Aims
Triplet epirubicin-containing chemotherapy is commonly used in the treatment of metastatic gastro-oesophageal adenocarcinoma. A trial comparing different triplet regimens showed no difference in outcome or toxicity rates comparing use of oxaliplatin/cisplatin and 5-fluorouracil/capecitabine. We aimed to compare survival and toxicity in an Australian cohort against the trial population, and examine the impact of patient factors or regimen choice on these outcomes.
Methods
We performed a retrospective audit to identify patients diagnosed with mOGC in three oncology centres in Sydney from 2011-2014. Endpoints were overall survival and incidence of any toxicity as well as hospitalization during chemotherapy. Subgroup analyses were performed using log-rank test, comparing “non-trial” candidates (age over 70, prior chemotherapy, concurrent malignancy) to “trial” candidates, and comparing patients receiving 5-FU versus capecitabine.
Results
22 patients were eligible for analysis. The median overall survival was 10.3 months. All patients reported side effects during treatment.
12 patients met “trial” criteria and 10 did not. Trial-like patients had a median survival of 10.5 months versus 8.5 months for non-trial-like patients (HR 0.81, 95% CI 0.29-2.25, p=0.25). Seven of 12 trial-like patients were admitted (58%) compared to 7/10 non-trial-like patients (70%) (p=0.67, Fisher’s exact test).

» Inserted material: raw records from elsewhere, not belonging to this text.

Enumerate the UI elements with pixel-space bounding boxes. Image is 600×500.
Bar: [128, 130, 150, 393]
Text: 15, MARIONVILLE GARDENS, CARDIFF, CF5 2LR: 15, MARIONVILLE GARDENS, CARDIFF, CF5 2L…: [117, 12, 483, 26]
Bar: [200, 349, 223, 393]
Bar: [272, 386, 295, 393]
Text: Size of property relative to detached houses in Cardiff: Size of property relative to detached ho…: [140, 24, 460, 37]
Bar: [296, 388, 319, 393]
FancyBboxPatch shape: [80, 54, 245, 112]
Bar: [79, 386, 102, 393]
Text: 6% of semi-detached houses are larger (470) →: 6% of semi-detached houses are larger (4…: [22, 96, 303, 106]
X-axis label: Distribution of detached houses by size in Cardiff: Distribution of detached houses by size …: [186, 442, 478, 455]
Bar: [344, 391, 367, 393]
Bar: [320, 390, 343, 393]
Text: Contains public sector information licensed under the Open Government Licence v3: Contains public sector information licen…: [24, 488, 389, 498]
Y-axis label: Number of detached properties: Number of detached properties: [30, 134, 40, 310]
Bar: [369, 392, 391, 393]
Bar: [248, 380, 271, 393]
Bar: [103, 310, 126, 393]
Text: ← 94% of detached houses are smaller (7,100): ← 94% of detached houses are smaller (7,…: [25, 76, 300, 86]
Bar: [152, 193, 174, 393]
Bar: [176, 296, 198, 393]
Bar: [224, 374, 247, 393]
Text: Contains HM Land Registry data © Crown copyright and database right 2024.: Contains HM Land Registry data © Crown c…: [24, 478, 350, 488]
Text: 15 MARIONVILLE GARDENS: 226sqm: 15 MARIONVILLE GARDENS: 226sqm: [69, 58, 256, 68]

6 patients received infusional 5-FU and 16 capecitabine. Infusional 5-FU patients had a median survival of 12.1 months versus 8.3 months for capecitabine (HR 0.68, 95% CI 0.25-1.90, p=0.58). Two of six 5-FU patients (33%) were admitted compared to 12/16 capecitabine patients (75%) (p=0.14, Fisher’s exact test). Cisplatin-oxaliplatin comparisons were not performed as only 1 patient received oxaliplatin.
Conclusion
Our cohort of patients with mOGC demonstrated similar survival to that in the REAL-2 trial1. We note significant rates of toxicity regardless of age, prior chemotherapy or choice of regimen. Triplet chemotherapy should continue to be offered to patients with mOGC, with low threshold to dose reduction.